Meloni taglia al 90% ma prolunga per le villette…e poi anche per i condomini – Cala il sipario sul governo Draghi e la patata bollente passa nelle mani di Meloni (che delle agevolazioni ha goduto anche per casa sua). La premier parla di un “buco di 38 miliardi” creato dal Superbonus e, tra le prime mosse, nel decreto Aiuti quater riduce al 90% la detrazione per tutti coloro che non abbiano presentato la Cilas entro il 25 novembre. Ma con l’eccezione delle solite villette: per le case unifamiliari il 110% resta fruibile fino al 31 marzo e la scadenza (ma con bonus al 90%) viene allungata fino al 31 dicembre se i proprietari hanno reddito sotto i 15mila euro annui. Tutti i gruppi, compreso quello di FdI, presentano emendamenti per favorire ulteriormente lo sblocco dei crediti pregressi. Il nuovo esecutivo vara poi in tutta fretta la manovra e, attraverso un suo emendamento, per i condomìni arriva la proroga fino al 31 dicembre dei termini per presentare la Cilas (a patto che la delibera assembleare sia stata approvata entro il 18 novembre) e godere del 110%. FdI presenta pure la richiesta (ripresa anche dai 5 Stelle) di dare altri tre mesi di agevolazione ai proprietari delle villette, poi la ritira.

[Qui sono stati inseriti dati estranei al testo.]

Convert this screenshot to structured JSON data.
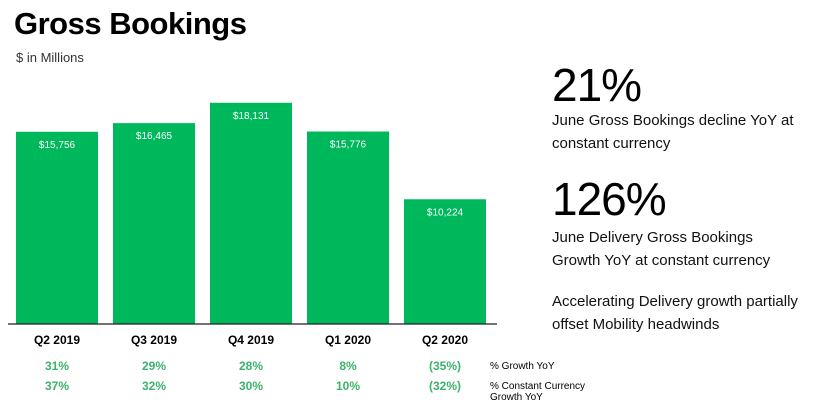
{
  "title": "Gross Bookings",
  "subtitle": "$ in Millions",
  "chart_data": {
    "type": "bar",
    "categories": [
      "Q2 2019",
      "Q3 2019",
      "Q4 2019",
      "Q1 2020",
      "Q2 2020"
    ],
    "values": [
      15756,
      16465,
      18131,
      15776,
      10224
    ],
    "value_labels": [
      "$15,756",
      "$16,465",
      "$18,131",
      "$15,776",
      "$10,224"
    ],
    "ylim": [
      0,
      20000
    ],
    "bar_color": "#00b85c",
    "grid": false,
    "table_rows": [
      {
        "label": "% Growth YoY",
        "values": [
          "31%",
          "29%",
          "28%",
          "8%",
          "(35%)"
        ]
      },
      {
        "label": "% Constant Currency Growth YoY",
        "values": [
          "37%",
          "32%",
          "30%",
          "10%",
          "(32%)"
        ]
      }
    ],
    "table_color": "#3bb36a"
  },
  "side": {
    "metric1_value": "21%",
    "metric1_desc": "June Gross Bookings decline YoY at constant currency",
    "metric2_value": "126%",
    "metric2_desc": "June Delivery Gross Bookings Growth YoY at constant currency",
    "note": "Accelerating Delivery growth partially offset Mobility headwinds"
  }
}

A febbraio cambia tutto – Il 2 febbraio arriva però la prima interpretazione ufficiale dell’Eurostat, che nel 2021 aveva consentito all’Italia di classificare temporaneamente il Superbonus e gli altri crediti cedibili come “non pagabili”, cioè detrazioni che riducono le entrate future dello Stato e il cui impatto va quindi spalmato su tutti gli anni di fruizione. Dopo due anni di riflessioni, l’istituto europeo di statistica arriva alla conclusione che vista la facilità di cessione vanno ritenuti “pagabili”, dunque vanno contabilizzati al momento in cui si generano. Si profila un boom dei deficit del 2021 e del 2022. Che potrebbe riguardare anche il 2023, se non si corre ai ripari. Tesoro e Chigi lasciano passare le elezioni regionali, poi intervengono con l’accetta, probabilmente giocoforza. Ma senza nemmeno consultare le categorie coinvolte. Archiviate, evidentemente, le preoccupazioni espresse fino a pochi mesi prima per le imprese danneggiate dalla “confusione normativa”.